Agustín de Hipona es nuestro fundador y el padre de una extensa Familia Religiosa que sigue su Regla, sus enseñanzas y su forma de vida. En estas páginas nos acercamos a su biografía, su sensibilidad, su forma de vida y sus propuestas a hombres y mujeres de todos los tiempos.

Sí, comenzaron su andadura, que no era fácil. No bastan sólo los buenos deseos. Cuando personas que han vivido independientes se juntan para formar un solo cuerpo, han de sufrir mucho. Son piedras que deben pulirse rozando unas con otras. Claro que quienes lo intentan en la vida religiosa cuentan con la ayuda de Dios. O, mejor, Dios mismo se encarga de modelarlos según Él quiere. Y este nuevo batallón de hijos míos fue, poco a poco, cohesionándose y aunando fuerzas.

Se fijaron tres metas fundamentales: formar comunidad, vivir en pobreza y dedicarse al apostolado. Era lo que la Iglesia les pedía para estar a la altura de los tiempos. Y fueron formando un grupo compacto: personas que se amaban como los primeros cristianos, personas que no tenían nada propio, sino que se preocupaban sólo del bien común. Era la lección que yo les enseñaba y que ellos se esforzaban por aprender. De no ser así, no habrían podido ser testimonio en una sociedad urbana, donde la burguesía y el comercio estaban naciendo pujantes. Y pusieron el estudio como fundamento de la Orden: eran hijos de un Doctor de la Iglesia y debían buscar a Dios a través de la sabiduría, cultivando las ciencias humanas y la teología.

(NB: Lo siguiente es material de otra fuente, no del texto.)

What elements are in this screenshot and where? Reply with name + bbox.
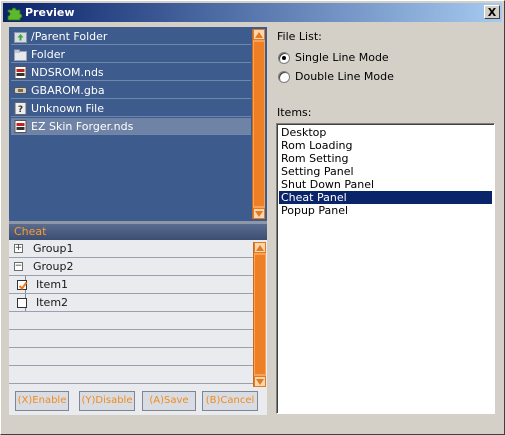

¡Qué buen plantel de teólogos y sabios nació enseguida! Sabían buscar el riego de sus esfuerzos en la oración. Y fueron conquistando el mundo: a los cuarenta años de su nacimiento, ya eran tres mil hermanos en trescientos conventos. Cubrieron toda Europa, la llenaron de hogares de cultura y santidad. Los santos, ¡cómo florecieron!: Nicolás de Tolentino, Clara de Montefalco, Rita de Casia… Yo vivía en ellos y completaba mi obra de servicio a la Iglesia. Y entre todos conseguíamos que el mundo fuera cambiando y las personas fueran mejores.